Electric vehicles and cold weather don’t mix. That’s the finding of new research by AAA Thursday, which said low temperatures can cut EV ranges by more than 40 percent.
The auto advocacy group said in a 66-page report outside temperatures below 20 degrees Fahrenheit lead to a drain on the battery, partly because of the need to run the heater for long periods in the cabin. That could cut the vehicle’s range by 41 percent, it said.
AAA said it tested the Tesla Model 3, Chevrolet Bolt, Jaguar I-Pace and Nissan Leaf Plus on dynamometers with and without the use of climate control. The findings showed extreme cold can have a significant impact on the battery’s range.

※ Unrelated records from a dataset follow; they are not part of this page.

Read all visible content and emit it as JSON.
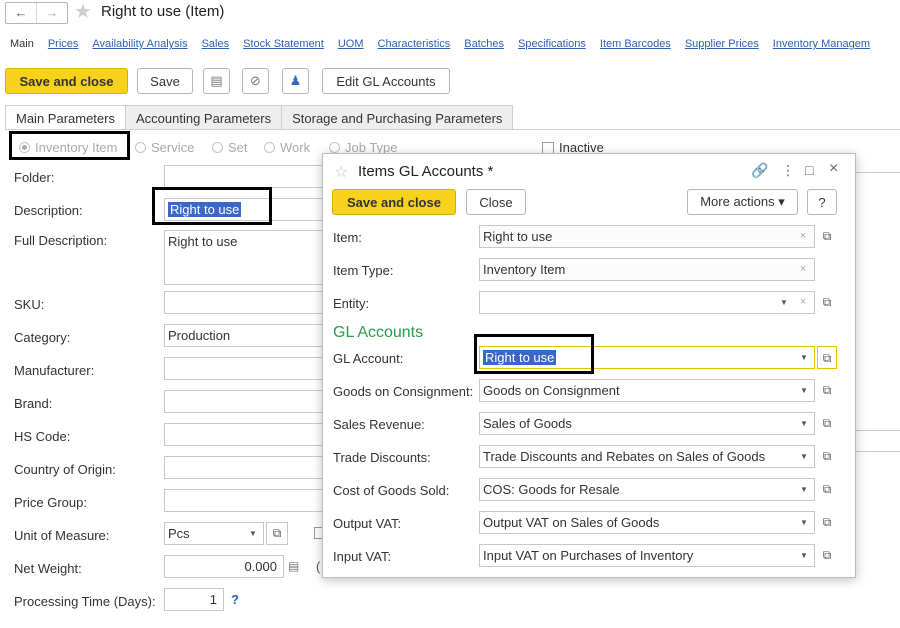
{
  "header": {
    "back_icon": "←",
    "forward_icon": "→",
    "star_icon": "★",
    "title": "Right to use (Item)"
  },
  "links": {
    "current": "Main",
    "items": [
      "Prices",
      "Availability Analysis",
      "Sales",
      "Stock Statement",
      "UOM",
      "Characteristics",
      "Batches",
      "Specifications",
      "Item Barcodes",
      "Supplier Prices",
      "Inventory Managem"
    ]
  },
  "toolbar": {
    "save_close": "Save and close",
    "save": "Save",
    "list_icon": "▤",
    "clip_icon": "⊘",
    "bell_icon": "♟",
    "edit_gl": "Edit GL Accounts"
  },
  "tabs": [
    "Main Parameters",
    "Accounting Parameters",
    "Storage and Purchasing Parameters"
  ],
  "types": [
    "Inventory Item",
    "Service",
    "Set",
    "Work",
    "Job Type"
  ],
  "inactive": "Inactive",
  "form": {
    "folder": "Folder:",
    "description": "Description:",
    "description_value": "Right to use",
    "full_description": "Full Description:",
    "full_description_value": "Right to use",
    "sku": "SKU:",
    "category": "Category:",
    "category_value": "Production",
    "manufacturer": "Manufacturer:",
    "brand": "Brand:",
    "hs_code": "HS Code:",
    "country": "Country of Origin:",
    "price_group": "Price Group:",
    "uom": "Unit of Measure:",
    "uom_value": "Pcs",
    "net_weight": "Net Weight:",
    "net_weight_value": "0.000",
    "processing": "Processing Time (Days):",
    "processing_value": "1",
    "help": "?"
  },
  "dialog": {
    "star": "☆",
    "title": "Items GL Accounts *",
    "link_icon": "🔗",
    "more_icon": "⋮",
    "max_icon": "□",
    "close_icon": "×",
    "save_close": "Save and close",
    "close": "Close",
    "more_actions": "More actions ▾",
    "help": "?",
    "item": "Item:",
    "item_value": "Right to use",
    "item_type": "Item Type:",
    "item_type_value": "Inventory Item",
    "entity": "Entity:",
    "entity_value": "",
    "section": "GL Accounts",
    "rows": [
      {
        "label": "GL Account:",
        "value": "Right to use"
      },
      {
        "label": "Goods on Consignment:",
        "value": "Goods on Consignment"
      },
      {
        "label": "Sales Revenue:",
        "value": "Sales of Goods"
      },
      {
        "label": "Trade Discounts:",
        "value": "Trade Discounts and Rebates on Sales of Goods"
      },
      {
        "label": "Cost of Goods Sold:",
        "value": "COS: Goods for Resale"
      },
      {
        "label": "Output VAT:",
        "value": "Output VAT on Sales of Goods"
      },
      {
        "label": "Input VAT:",
        "value": "Input VAT on Purchases of Inventory"
      }
    ]
  },
  "icons": {
    "dropdown": "▼",
    "open": "⧉",
    "clear": "×"
  }
}
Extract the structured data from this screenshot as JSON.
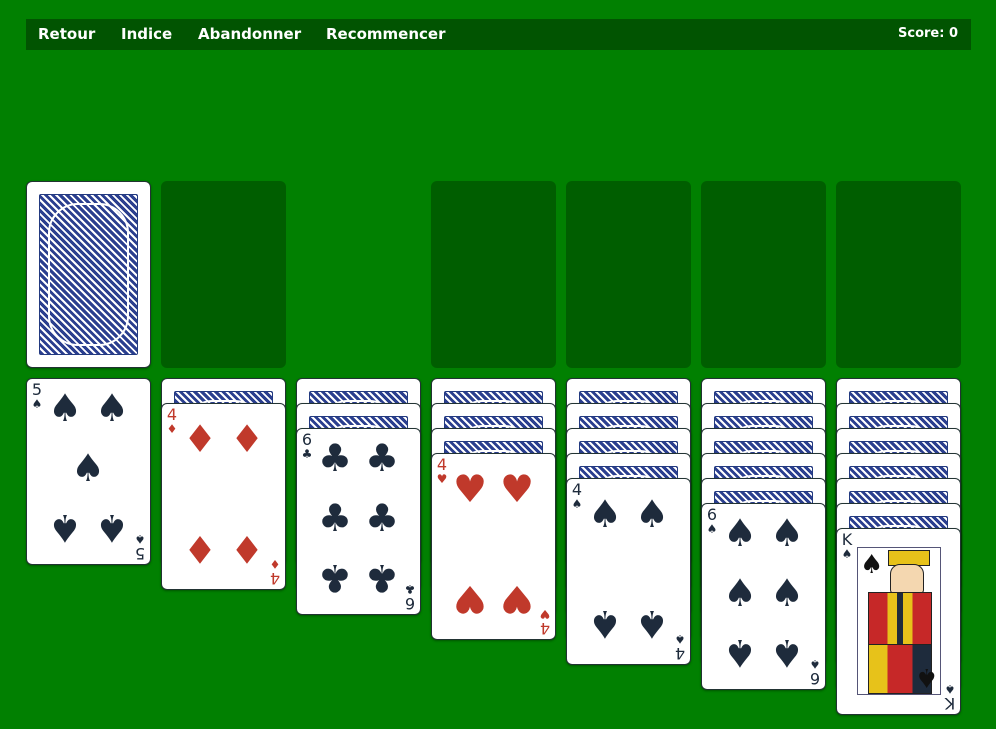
{
  "toolbar": {
    "undo_label": "Retour",
    "hint_label": "Indice",
    "forfeit_label": "Abandonner",
    "restart_label": "Recommencer",
    "score_text": "Score: 0"
  },
  "colors": {
    "table": "#018001",
    "toolbar": "#015401",
    "empty_slot": "#005e00",
    "red_suit": "#c0392b",
    "black_suit": "#1e2b3c"
  },
  "stock": {
    "face_down": true
  },
  "tableau": [
    {
      "hidden": 0,
      "top": {
        "rank": "5",
        "suit": "♠",
        "color": "black"
      }
    },
    {
      "hidden": 1,
      "top": {
        "rank": "4",
        "suit": "♦",
        "color": "red"
      }
    },
    {
      "hidden": 2,
      "top": {
        "rank": "6",
        "suit": "♣",
        "color": "black"
      }
    },
    {
      "hidden": 3,
      "top": {
        "rank": "4",
        "suit": "♥",
        "color": "red"
      }
    },
    {
      "hidden": 4,
      "top": {
        "rank": "4",
        "suit": "♠",
        "color": "black"
      }
    },
    {
      "hidden": 5,
      "top": {
        "rank": "6",
        "suit": "♠",
        "color": "black"
      }
    },
    {
      "hidden": 6,
      "top": {
        "rank": "K",
        "suit": "♠",
        "color": "black"
      }
    }
  ]
}
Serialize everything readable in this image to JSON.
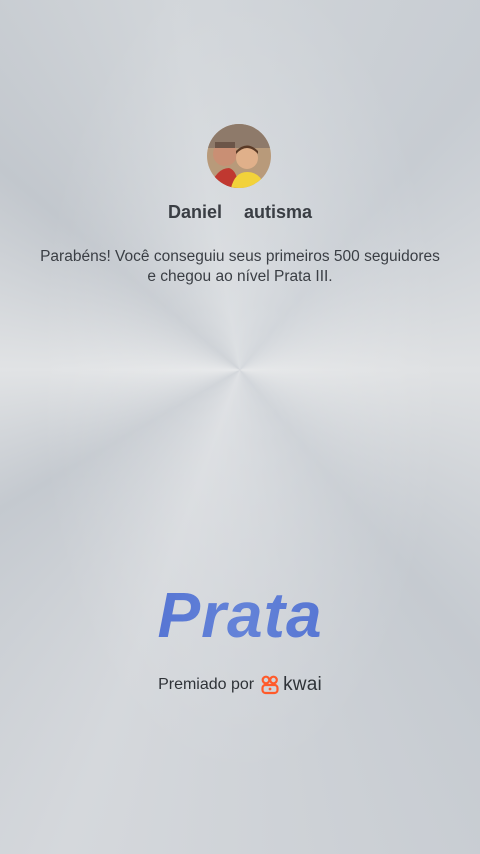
{
  "profile": {
    "first_name": "Daniel",
    "last_name": "autisma"
  },
  "message": "Parabéns! Você conseguiu seus primeiros 500 seguidores e chegou ao nível Prata III.",
  "level": {
    "title": "Prata",
    "color": "#4a68d0"
  },
  "award": {
    "label": "Premiado por",
    "brand_name": "kwai",
    "brand_color": "#ff5a2a",
    "brand_icon": "kwai-logo-icon"
  }
}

“The appeal of electric vehicles continues to grow since a greater variety of designs and options with increased range have come into the market,” Greg Bannon, AAA’s director of Automotive Engineering and Industry Relations, said in a statement. “As long as drivers understand that there are limitations when operating electric vehicles in more extreme climates, they are less likely to be caught off guard by an unexpected drop in driving range.”
AAA said when temperatures go below zero, like they did in much of the Midwest last month, electric vehicle range can be cut in half. The reason is EVs don’t produce the heat combustion engines do, so powering the climate control system comes entirely from the battery.
Also, the lithium ion batteries in EVs prefer temperatures of about 70 degrees, as their chemistry doesn’t perform efficiently in extreme cold.
“It’s something all automakers are going to have to deal with as they push for further EV development because it’s something that could surprise consumers,” Brannon said.
AAA recommends EV owners plan well for long trips and use a mobile app to find nearby charging stations. Pre-heating the vehicle while it’s plugged into the charger, reducing demand on the battery to regulate cabin temperature, is also recommended.